Recent Advances in Enantioselective Cooperative Catalysis

Development of methods to prepare various organic compounds of synthetic, biological, and medicinal significance in a cost-effective, efficient, reliable and selective manner is vital to advances in human health care. The central theme of my research program is the development of synthetic methods that possess these desirable attributes and allow rapid access to the important molecules from an array of readily accessible but otherwise chemically inert starting materials. Synthesis of a target molecule can often be accelerated through the use of a catalyst system that facilitate the union of poorly reactive starting materials by converting them into a set of highly reactive intermediates en route to the products. Nonetheless, key shortcomings limit the application of catalytic methods in complex molecule synthesis. Among the critical unresolved issues in the state-of-the-art is the catalyst deactivation, occurring through the formation of stable adducts within a reaction mixture of the catalysts, starting materials, intermediates and/or products. Such process can either result in deceleration or termination of the target reaction. To suppress catalyst deactivation, the range of starting materials is confined to those that pose minimum risk of generating the inert adducts. The aim of my research team is to address these problems through the design and development of highly efficient and multi-functional catalyst systems that cannot be easily disabled/quenched. We aspire to demonstrate that our catalysts may be used for direct conversion of complex natural products, pharmaceuticals, and agrochemicals to a variety of derivatives of interest.

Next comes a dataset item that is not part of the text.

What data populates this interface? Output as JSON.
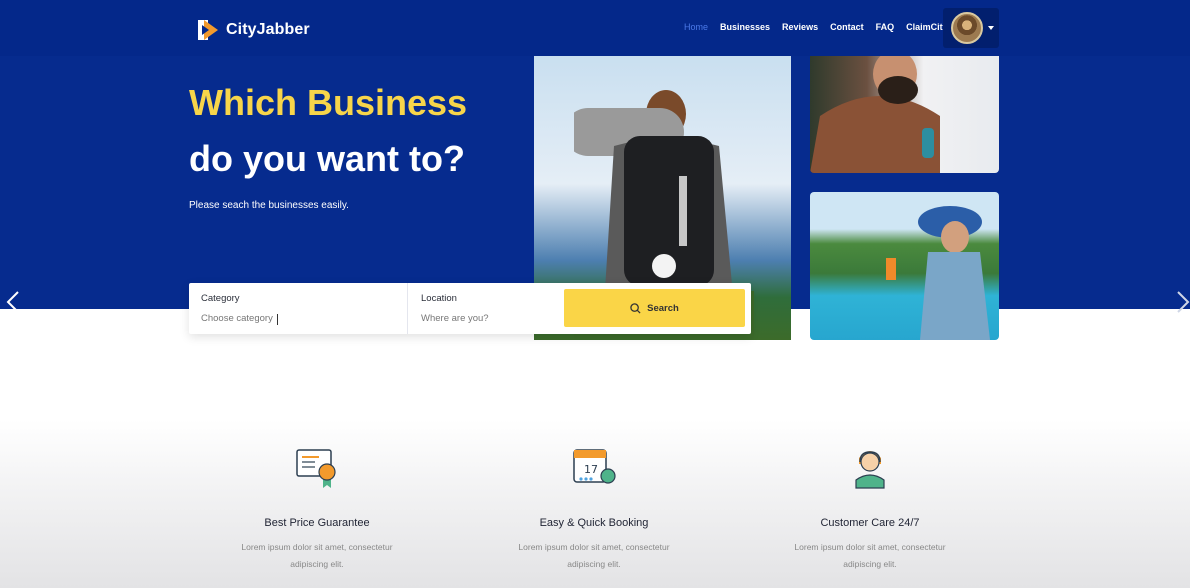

In this presentation, the following advances that were have made in our research group will be discussed: (1) development of potent and versatile catalyst systems that can activate an assortment of amines, ethers, carbonyl-containing and peptide-based compounds, thereby allowing rapid access to their useful derivatives. (2) Detailed mechanistic studies to elucidate how the catalysts operate, hoping to use the resulting knowledge to further our work in the future.